Der Betrieb eines Hallenbades ist ein kostenintensives Unterfangen. Der Kostendeckungsgrad der einzelnen Einrichtungen in der Region ist unterschiedlich, ein finanzielles Defizit bleibt bei allen Betreibern feststellbar. Die Einnahmen aus dem Verkauf von Eintritten vermögen die hohen Ausgaben entsprechend nicht zu decken. Die nicht gedeckten Kosten verbleiben somit bei der Standortgemeinde als Aufwand. Da die Benutzung von Hallenbändern sich nicht auf die Einwohner einer Gemeinde beschränkt, bleibt die Frage der Kostenbeteiligung von Gemeinden, welche kein eigenes Bad betrieben, an sich durchaus legitim.

Trotzdem, mich stört Folgendes: Auch die Gemeinde Goldach stellt zahlreiche Infrastruktur für die Allgemeinheit zur Verfügung, welche nicht kostendeckend betrieben werden kann. Zu erwähnen ist der Begegnungsplatz Kellen mit einem grossen Spielplatz, der von Kindern aus der ganzen Region besucht wird. Oder das Freibad Seegarten mit einem jährlichen Betriebsdefizit von über Fr. 200’000.00, welches durch die Gemeinde Goldach ausfinanziert wird. Das Bad steht hingegen allen Besuchern zum gleichen Einzel-Eintrittspreis offen, unabhängig vom Wohnsitz. Es mutet somit ein wenig seltsam an, wenn die Benützung der Hallenbäder als Sonderfall mit regionaler Finanzierung qualifiziert wird im Wissen darum, dass vor allem die grösseren Gemeinden unter ganz verschiedenen Titeln finanzielle Lasten tragen, welche keiner regionalen Beteiligung zugänglich sind.
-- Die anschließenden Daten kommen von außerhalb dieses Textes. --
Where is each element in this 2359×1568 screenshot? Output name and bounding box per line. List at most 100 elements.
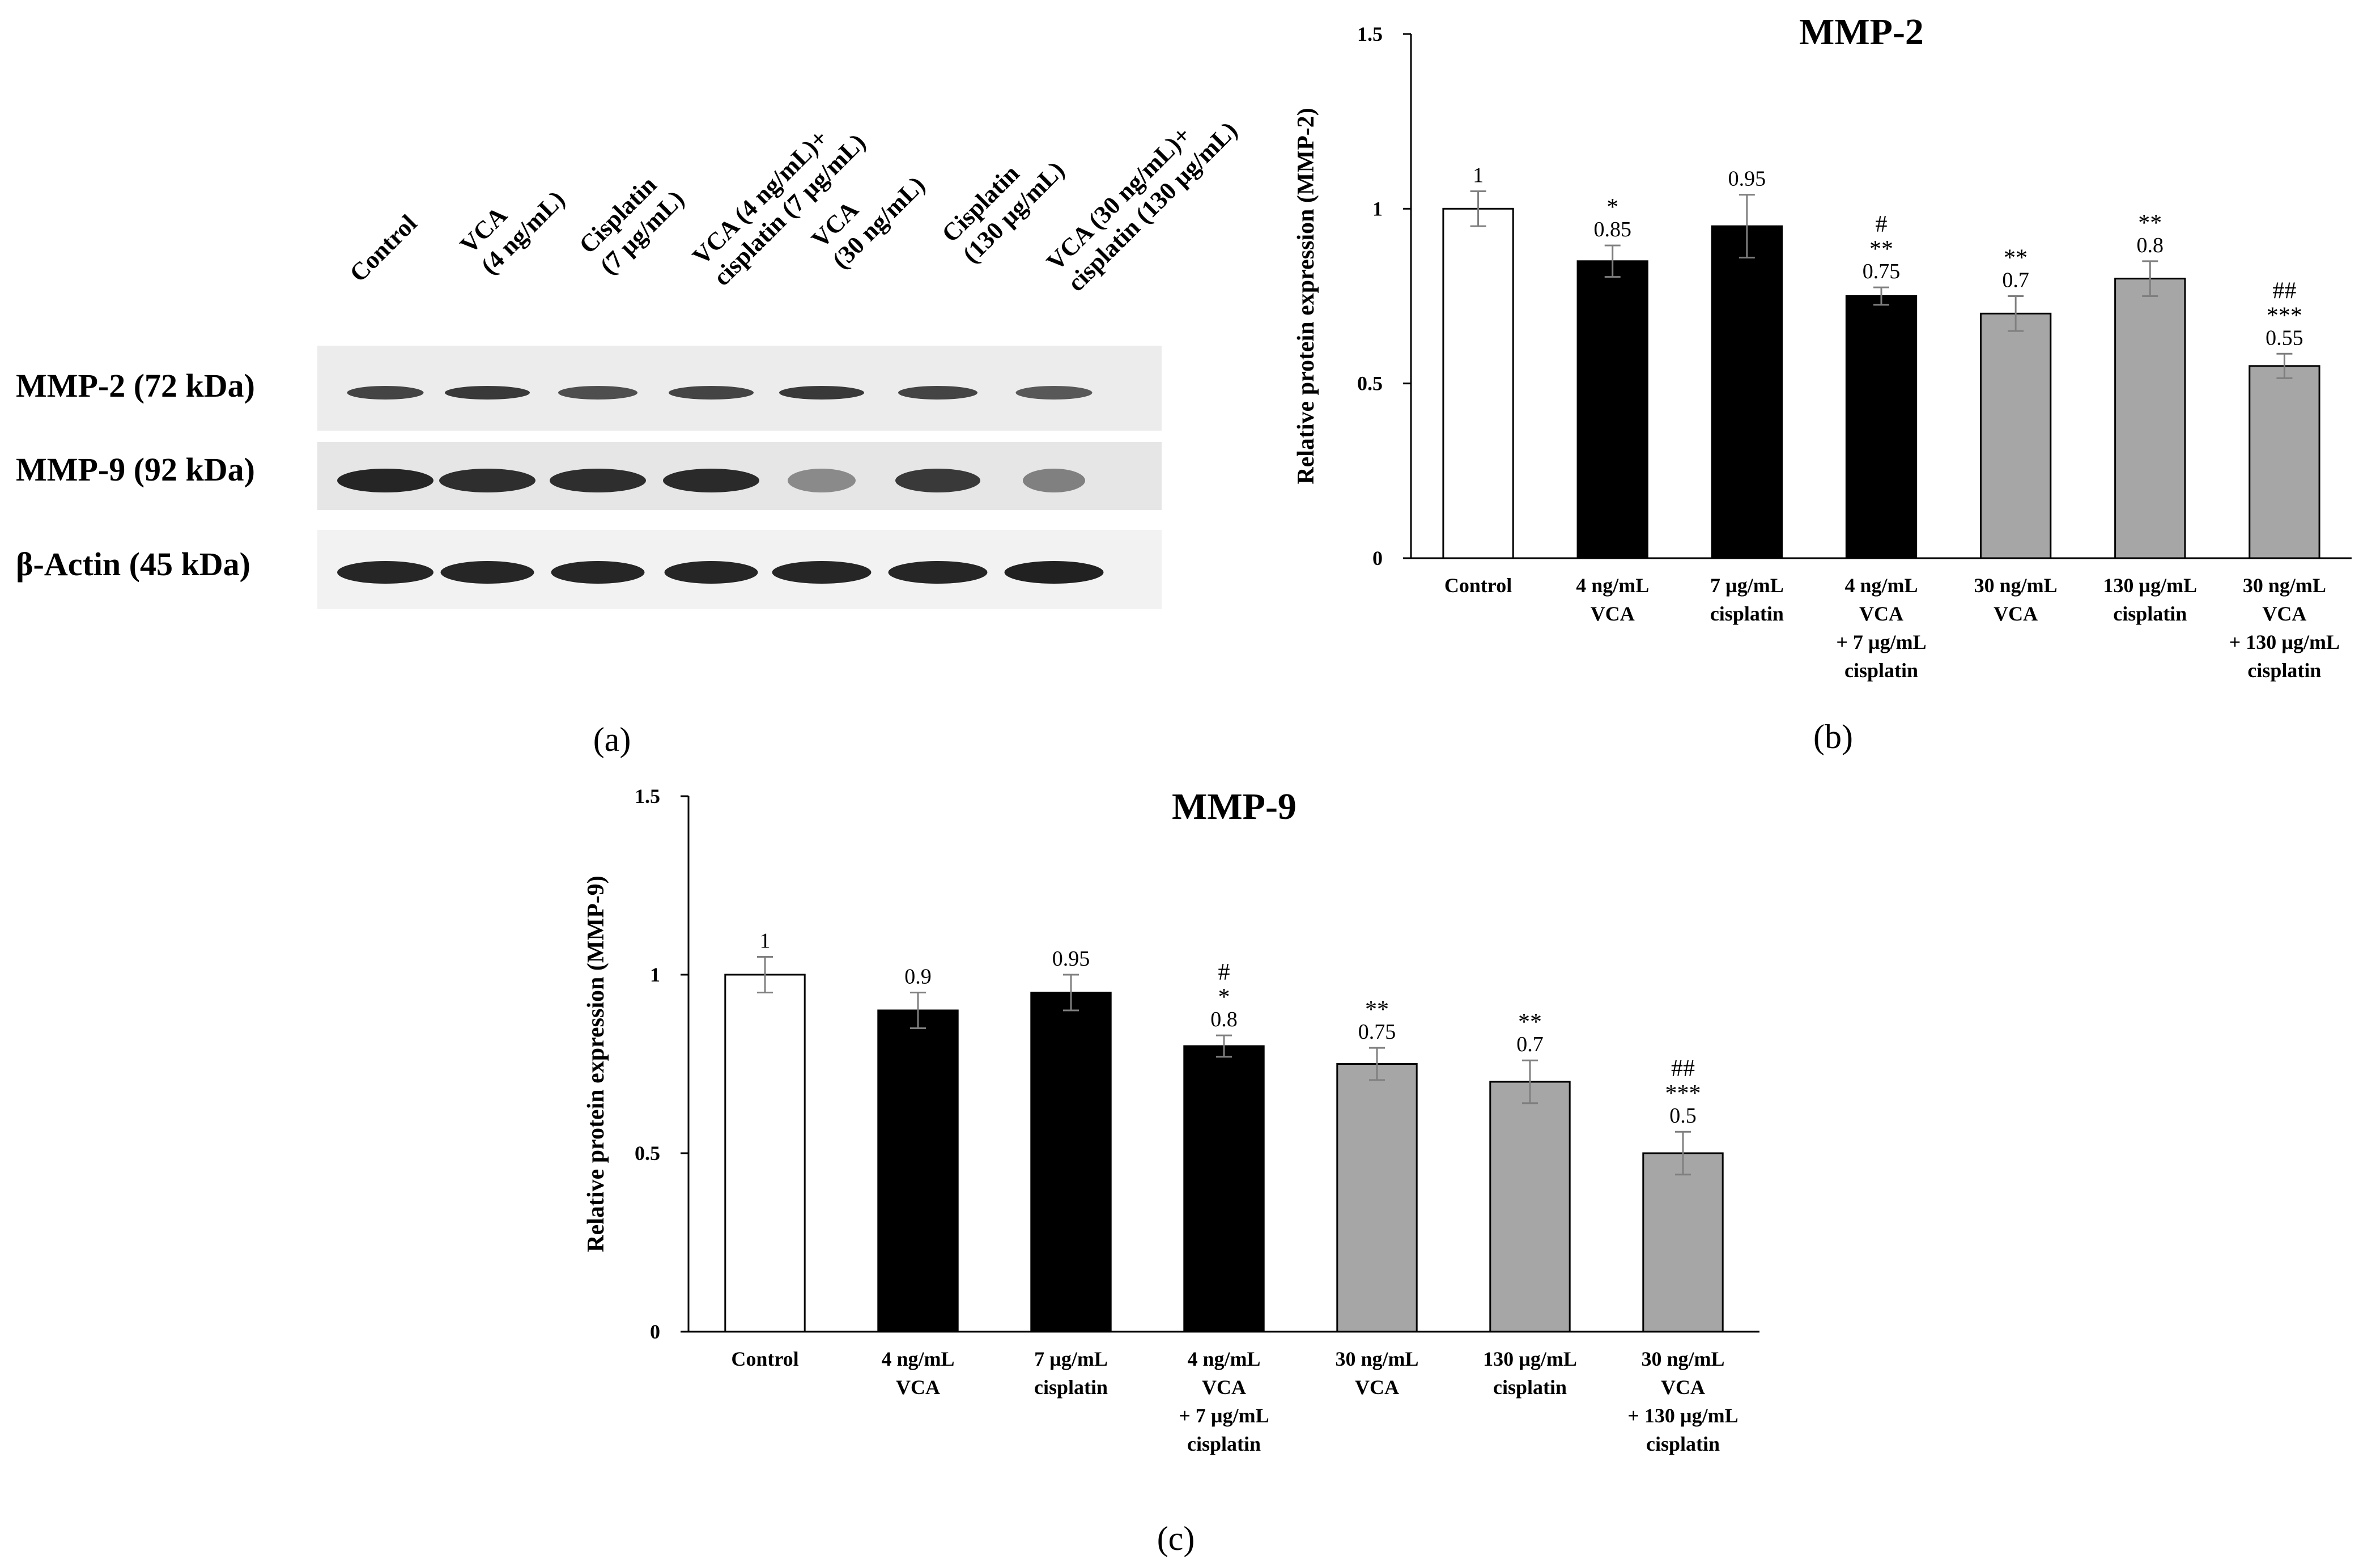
data-label: 0.7 [2002,269,2029,292]
chart-mmp2: 0 0.5 1 1.5 Relative protein expression (MMP… [1293,11,2352,755]
blot-band [440,561,534,584]
significance-mark: ** [2004,245,2028,271]
x-tick-label: 7 µg/mL cisplatin [1034,1348,1108,1399]
blot-band [669,386,754,400]
data-label: 0.55 [2266,326,2303,350]
x-tick-label: 4 ng/mL VCA [881,1348,954,1399]
bar [1979,312,2052,559]
lane-header: VCA(4 ng/mL) [454,164,570,280]
blot-row-label: β-Actin (45 kDa) [16,546,250,583]
x-tick-label-line: 130 µg/mL [1483,1348,1577,1370]
x-tick-label-line: cisplatin [1646,1433,1720,1455]
blot-band [895,469,980,492]
blot-band [347,386,424,400]
bar [1489,1081,1571,1333]
y-tick-label: 1 [650,963,660,986]
x-tick-label-line: VCA [896,1376,940,1399]
data-label: 0.5 [1669,1104,1697,1128]
chart-title: MMP-2 [1799,11,1924,53]
bar [1336,1063,1418,1333]
data-label: 0.7 [1516,1032,1544,1056]
x-tick-label-line: + 130 µg/mL [2229,631,2340,653]
lane-header-line: Control [344,209,422,287]
blot-band [551,561,645,584]
lane-header-line: cisplatin (130 µg/mL) [1062,116,1243,297]
bar [2114,278,2186,559]
x-tick-label-line: VCA [1994,602,2038,625]
significance-mark: ** [1365,997,1389,1023]
y-axis-label: Relative protein expression (MMP-2) [1293,108,1319,484]
data-label: 0.95 [1052,947,1090,971]
chart-mmp9: 0 0.5 1 1.5 Relative protein expression (MMP… [583,785,1759,1557]
blot-image [317,346,1162,609]
blot-band [1004,561,1104,584]
data-label: 0.8 [2137,233,2164,257]
x-tick-label-line: 4 ng/mL [1576,574,1649,597]
data-label: 0.75 [1863,260,1901,283]
y-tick-label: 0.5 [635,1142,660,1165]
x-tick-label-line: 4 ng/mL [1844,574,1918,597]
x-tick-label: 130 µg/mL cisplatin [2103,574,2197,625]
bar [1030,992,1112,1333]
x-tick-label: 30 ng/mL VCA + 130 µg/mL cisplatin [1627,1348,1738,1455]
data-label: 0.95 [1728,167,1766,191]
x-tick-label-line: VCA [1355,1376,1399,1399]
x-tick-label: Control [1444,574,1512,597]
y-tick-label: 1.5 [1357,23,1383,45]
y-axis-label: Relative protein expression (MMP-9) [583,876,609,1252]
x-tick-label: 4 ng/mL VCA + 7 µg/mL cisplatin [1179,1348,1269,1455]
bar [2249,365,2320,559]
significance-mark: * [1606,194,1618,220]
x-tick-label: 7 µg/mL cisplatin [1710,574,1784,625]
x-tick-label-line: cisplatin [1187,1433,1261,1455]
bar [1711,225,1783,559]
x-tick-label: Control [731,1348,798,1370]
significance-mark: ## [1671,1056,1695,1082]
x-tick-label-line: 130 µg/mL [2103,574,2197,597]
blot-band [1023,469,1085,492]
blot-band [664,561,758,584]
x-tick-label-line: cisplatin [1710,602,1784,625]
blot-band [558,386,637,400]
significance-mark: ** [2138,210,2162,236]
bar [1442,207,1514,559]
data-label: 1 [760,929,771,953]
blot-row-label: MMP-2 (72 kDa) [16,367,255,404]
x-tick-label-line: VCA [1202,1376,1246,1399]
x-tick-label: 30 ng/mL VCA [1335,1348,1418,1399]
blot-band [772,561,872,584]
chart-title: MMP-9 [1172,786,1297,827]
blot-band [888,561,988,584]
x-tick-label-line: VCA [1661,1376,1705,1399]
blot-band [1015,386,1093,400]
blot-band [337,561,433,584]
x-tick-label-line: + 7 µg/mL [1836,631,1926,653]
x-tick-label-line: VCA [1859,602,1903,625]
bar [1576,260,1648,559]
blot-band [550,469,646,492]
significance-mark: *** [1665,1081,1701,1107]
y-tick-label: 0 [1372,547,1383,570]
x-tick-label-line: Control [731,1348,798,1370]
significance-mark: ## [2272,278,2296,304]
bar [877,1009,959,1333]
bar [724,974,806,1333]
data-label: 0.75 [1358,1020,1396,1044]
blot-band [898,386,977,400]
y-tick-label: 0.5 [1357,372,1383,395]
x-tick-label-line: VCA [1591,602,1635,625]
lane-headers: Control VCA(4 ng/mL) Cisplatin(7 µg/mL) … [344,116,1243,297]
y-tick-label: 1 [1372,197,1383,220]
x-tick-label-line: 30 ng/mL [1974,574,2058,597]
significance-mark: # [1218,959,1230,985]
blot-band [445,386,530,400]
blot-bands [337,386,1104,584]
significance-mark: ** [1869,236,1893,262]
x-tick-label-line: cisplatin [1493,1376,1567,1399]
x-tick-label-line: cisplatin [1034,1376,1108,1399]
blot-band [779,386,864,400]
x-tick-label: 30 ng/mL VCA [1974,574,2058,625]
x-tick-label: 4 ng/mL VCA [1576,574,1649,625]
y-tick-label: 0 [650,1320,660,1343]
Das Freibad Seegarten oder der Begegnungsplatz sind prominente Beispiele, aber längst nicht die Einzigen: In unserer Gemeinde betrachten wir die Bereitstellung von Arbeitsplätzen als wichtigen volkswirtschaftlicher Auftrag und bemühen uns aktiv um die Ansiedlung von Industrie- und Gewerbebetrieben. Eine solche Absicht ist mit Nachteilen wie Lärm und Verkehr verbunden. Wie viel einfacher bliebe es hingegen, sich ausschliesslich dem Wohnungsbau zu verschreiben und damit das kommunale Steuersubstrat zu optimieren. Bloss, ist dies nachhaltig und im Sinne einer gesamtwirtschaftlichen Betrachtung angezeigt? Wohl kaum. Auch Gemeinden wie Rorschach, welche mit hohen Sozialkosten konfrontiert sind, fragen unter diesem Blickwinkel wohl zu Recht nach der interkommunalen Solidarität. Der soziodemographische Lastenausgleich vermag die Standortnachteile wohl kaum aufzuwiegen.

Eine gerechte horizontale Lastenverteilung unter den Gemeinden ist kaum realistisch. Und vielleicht auch nicht ein geeignetes Instrument zur ausgleichenden Regulierung. Letztlich soll jede Kommune selber entscheiden, welche Infrastruktur sie bereitstellen und damit finanzieren möchte. Gewisse spezifische Lasten von Zentrumsgemeinden oder Städten sind somit kaum vermeidbar. Geradezu sachfremd wirkt es demgegenüber, einen einzelnen Bereich wie den Betrieb eines Hallenbads als regionalen Sonderfall zu betrachten und damit eine Scheingerechtigkeit zu stipulieren. Selbst wenn die Studienverfasser das gewählte Thema lediglich als «ersten Anwendungsbereich» einer möglichen interkommunalen Solidarität beschreiben.

Möchte man wirklich den Versuch wagen, der Thematik annähernd gerecht zu werden, müssten eine detaillierte Kosten-Nutzen-Analyse von Infrastrukturen mit regionalem Nutzen erstellt werden. Auch die Bereitstellung von Arbeitsplätzen für die Region und viele weitere Kriterien müssten Eingang finden in einen glaubwürdigen Nachteilsausgleich. Verbunden mit der Idee und auch der Konsequenz, dass sich die Gemeinden in ihren Planungen weniger am individuellen Vorteil und viel eher am Nutzen für das Gemeinwohl orientieren müssten.